The First Mess...An Introduction
Hello, and welcome to Soul and Spoon!
I am giddy to be back at it--writing, recipe developing and testing, and documenting my unconventional life, delicious, wholesome eats, high-velocity rants, spontaneous travels, and insight on how to live into your happiest, healthiest self.
For those of you who don't know, I began my food and lifestyle blogging days as Wholeisticallyhaley. I was 18, a freshman in college, a newly diagnosed Celiac, and living on my own for the first time in my life. Combine all of those factors with the fact that I am naturally and pretty much chronically high-strung (working on it), I was...well...a bit lost. Already a gym rat and fitness fanatic, I was eager to get my health straightened out upon diagnosis in order to regain my strength and energy. I began learning how to cook and did extensive research on the healing, disease-reversing powers of food, and, desperate to feel normal again, pretty much went cold-turkey on sugar, caffeine, alcohol, and grains. And then...meat and eggs.
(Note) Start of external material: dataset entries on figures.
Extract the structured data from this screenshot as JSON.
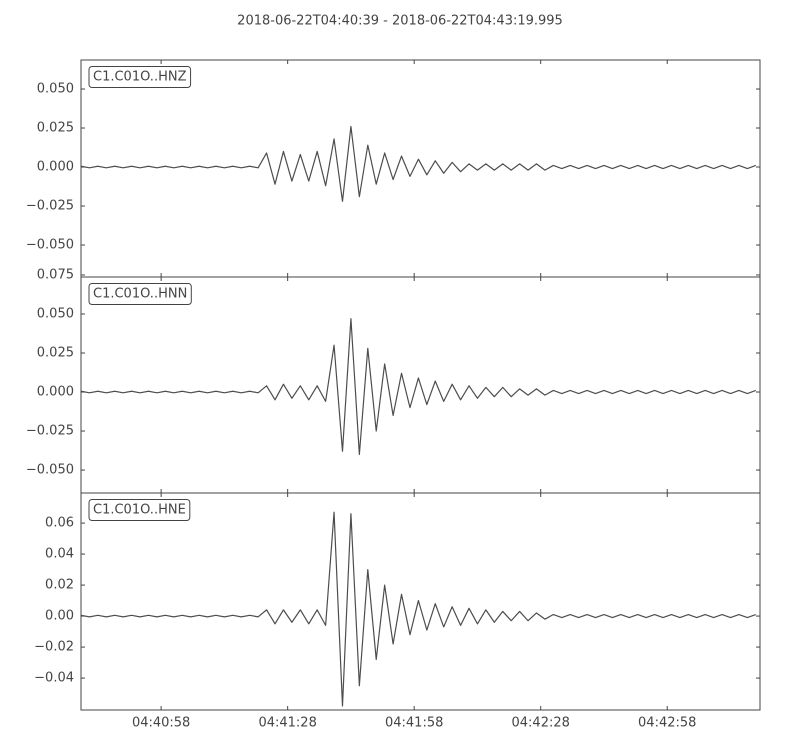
{
  "chart_data": {
    "type": "line",
    "title": "2018-06-22T04:40:39  -  2018-06-22T04:43:19.995",
    "x": [
      "04:40:39",
      "04:40:41",
      "04:40:43",
      "04:40:45",
      "04:40:47",
      "04:40:49",
      "04:40:51",
      "04:40:53",
      "04:40:55",
      "04:40:57",
      "04:40:59",
      "04:41:01",
      "04:41:03",
      "04:41:05",
      "04:41:07",
      "04:41:09",
      "04:41:11",
      "04:41:13",
      "04:41:15",
      "04:41:17",
      "04:41:19",
      "04:41:21",
      "04:41:23",
      "04:41:25",
      "04:41:27",
      "04:41:29",
      "04:41:31",
      "04:41:33",
      "04:41:35",
      "04:41:37",
      "04:41:39",
      "04:41:41",
      "04:41:43",
      "04:41:45",
      "04:41:47",
      "04:41:49",
      "04:41:51",
      "04:41:53",
      "04:41:55",
      "04:41:57",
      "04:41:59",
      "04:42:01",
      "04:42:03",
      "04:42:05",
      "04:42:07",
      "04:42:09",
      "04:42:11",
      "04:42:13",
      "04:42:15",
      "04:42:17",
      "04:42:19",
      "04:42:21",
      "04:42:23",
      "04:42:25",
      "04:42:27",
      "04:42:29",
      "04:42:31",
      "04:42:33",
      "04:42:35",
      "04:42:37",
      "04:42:39",
      "04:42:41",
      "04:42:43",
      "04:42:45",
      "04:42:47",
      "04:42:49",
      "04:42:51",
      "04:42:53",
      "04:42:55",
      "04:42:57",
      "04:42:59",
      "04:43:01",
      "04:43:03",
      "04:43:05",
      "04:43:07",
      "04:43:09",
      "04:43:11",
      "04:43:13",
      "04:43:15",
      "04:43:17",
      "04:43:19"
    ],
    "xlim": [
      "04:40:39",
      "04:43:19.995"
    ],
    "xticks": [
      "04:40:58",
      "04:41:28",
      "04:41:58",
      "04:42:28",
      "04:42:58"
    ],
    "series": [
      {
        "name": "C1.C01O..HNZ",
        "color": "#4d4d4d",
        "ylim": [
          -0.0705,
          0.0686
        ],
        "yticks": [
          {
            "value": -0.05,
            "label": "−0.050"
          },
          {
            "value": -0.025,
            "label": "−0.025"
          },
          {
            "value": 0,
            "label": "0.000"
          },
          {
            "value": 0.025,
            "label": "0.025"
          },
          {
            "value": 0.05,
            "label": "0.050"
          }
        ],
        "values": [
          0.0005,
          -0.0005,
          0.0005,
          -0.0005,
          0.0005,
          -0.0005,
          0.0005,
          -0.0005,
          0.0005,
          -0.0005,
          0.0005,
          -0.0005,
          0.0005,
          -0.0005,
          0.0005,
          -0.0005,
          0.0005,
          -0.0005,
          0.0005,
          -0.0005,
          0.0005,
          -0.0005,
          0.009,
          -0.011,
          0.01,
          -0.009,
          0.008,
          -0.009,
          0.01,
          -0.012,
          0.018,
          -0.022,
          0.026,
          -0.019,
          0.014,
          -0.011,
          0.009,
          -0.008,
          0.007,
          -0.006,
          0.005,
          -0.005,
          0.004,
          -0.004,
          0.003,
          -0.003,
          0.002,
          -0.002,
          0.002,
          -0.002,
          0.002,
          -0.002,
          0.002,
          -0.002,
          0.002,
          -0.002,
          0.001,
          -0.001,
          0.001,
          -0.001,
          0.001,
          -0.001,
          0.001,
          -0.001,
          0.001,
          -0.001,
          0.001,
          -0.001,
          0.001,
          -0.001,
          0.001,
          -0.001,
          0.001,
          -0.001,
          0.001,
          -0.001,
          0.001,
          -0.001,
          0.001,
          -0.001,
          0.001
        ]
      },
      {
        "name": "C1.C01O..HNN",
        "color": "#4d4d4d",
        "ylim": [
          -0.0647,
          0.0737
        ],
        "yticks": [
          {
            "value": -0.05,
            "label": "−0.050"
          },
          {
            "value": -0.025,
            "label": "−0.025"
          },
          {
            "value": 0,
            "label": "0.000"
          },
          {
            "value": 0.025,
            "label": "0.025"
          },
          {
            "value": 0.05,
            "label": "0.050"
          },
          {
            "value": 0.075,
            "label": "0.075"
          }
        ],
        "values": [
          0.0005,
          -0.0005,
          0.0005,
          -0.0005,
          0.0005,
          -0.0005,
          0.0005,
          -0.0005,
          0.0005,
          -0.0005,
          0.0005,
          -0.0005,
          0.0005,
          -0.0005,
          0.0005,
          -0.0005,
          0.0005,
          -0.0005,
          0.0005,
          -0.0005,
          0.0005,
          -0.0005,
          0.004,
          -0.005,
          0.005,
          -0.004,
          0.004,
          -0.005,
          0.004,
          -0.006,
          0.03,
          -0.038,
          0.047,
          -0.04,
          0.028,
          -0.025,
          0.018,
          -0.015,
          0.012,
          -0.01,
          0.009,
          -0.008,
          0.007,
          -0.006,
          0.005,
          -0.005,
          0.004,
          -0.004,
          0.003,
          -0.003,
          0.003,
          -0.003,
          0.002,
          -0.002,
          0.002,
          -0.002,
          0.001,
          -0.001,
          0.001,
          -0.001,
          0.001,
          -0.001,
          0.001,
          -0.001,
          0.001,
          -0.001,
          0.001,
          -0.001,
          0.001,
          -0.001,
          0.001,
          -0.001,
          0.001,
          -0.001,
          0.001,
          -0.001,
          0.001,
          -0.001,
          0.001,
          -0.001,
          0.001
        ]
      },
      {
        "name": "C1.C01O..HNE",
        "color": "#4d4d4d",
        "ylim": [
          -0.0606,
          0.0794
        ],
        "yticks": [
          {
            "value": -0.04,
            "label": "−0.04"
          },
          {
            "value": -0.02,
            "label": "−0.02"
          },
          {
            "value": 0,
            "label": "0.00"
          },
          {
            "value": 0.02,
            "label": "0.02"
          },
          {
            "value": 0.04,
            "label": "0.04"
          },
          {
            "value": 0.06,
            "label": "0.06"
          }
        ],
        "values": [
          0.0005,
          -0.0005,
          0.0005,
          -0.0005,
          0.0005,
          -0.0005,
          0.0005,
          -0.0005,
          0.0005,
          -0.0005,
          0.0005,
          -0.0005,
          0.0005,
          -0.0005,
          0.0005,
          -0.0005,
          0.0005,
          -0.0005,
          0.0005,
          -0.0005,
          0.0005,
          -0.0005,
          0.004,
          -0.005,
          0.004,
          -0.004,
          0.004,
          -0.005,
          0.004,
          -0.006,
          0.067,
          -0.058,
          0.066,
          -0.045,
          0.03,
          -0.028,
          0.02,
          -0.018,
          0.014,
          -0.012,
          0.01,
          -0.009,
          0.008,
          -0.007,
          0.006,
          -0.006,
          0.005,
          -0.005,
          0.004,
          -0.004,
          0.003,
          -0.003,
          0.003,
          -0.003,
          0.002,
          -0.002,
          0.001,
          -0.001,
          0.001,
          -0.001,
          0.001,
          -0.001,
          0.001,
          -0.001,
          0.001,
          -0.001,
          0.001,
          -0.001,
          0.001,
          -0.001,
          0.001,
          -0.001,
          0.001,
          -0.001,
          0.001,
          -0.001,
          0.001,
          -0.001,
          0.001,
          -0.001,
          0.001
        ]
      }
    ]
  }
}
And then...additional "trigger foods" that I was sure also caused inflammation such as certain spices, nightshades, the list goes on...
3 months into my freshman year of college I was down 30 pounds, clearly emaciated (to everyone but myself), with a case of good-intention-induced eating psychosis, or, as it has been deemed more recently, Orthorexia Nervosa. An obsession with eating purely. When I finally realized that the way I was living was anything but healthy, I was devastated. I realized I needed to redefine the word "healthy" for myself, and that I could not be preaching about self love, body image, or anything relative to a healthy lifestyle to the followers of Wholeisticallyhaley until I had recovered and rediscovered myself. I took time off, traveled, put everything back in my diet except for gluten and dairy. I spent a lot of time reflecting on who I am, what I love, and how I want to help and inspire others through my love of healthy living. And what healthy living truly means to me.
In the past few months I've spent away from the keys of my computer, I've found both myself and balance in my life, found more inspiration in the kitchen, and I've also gone stark-raving mad because all I've wanted to do is WRITE. So...now I'm back. It feels good. A fresh start. The first mess.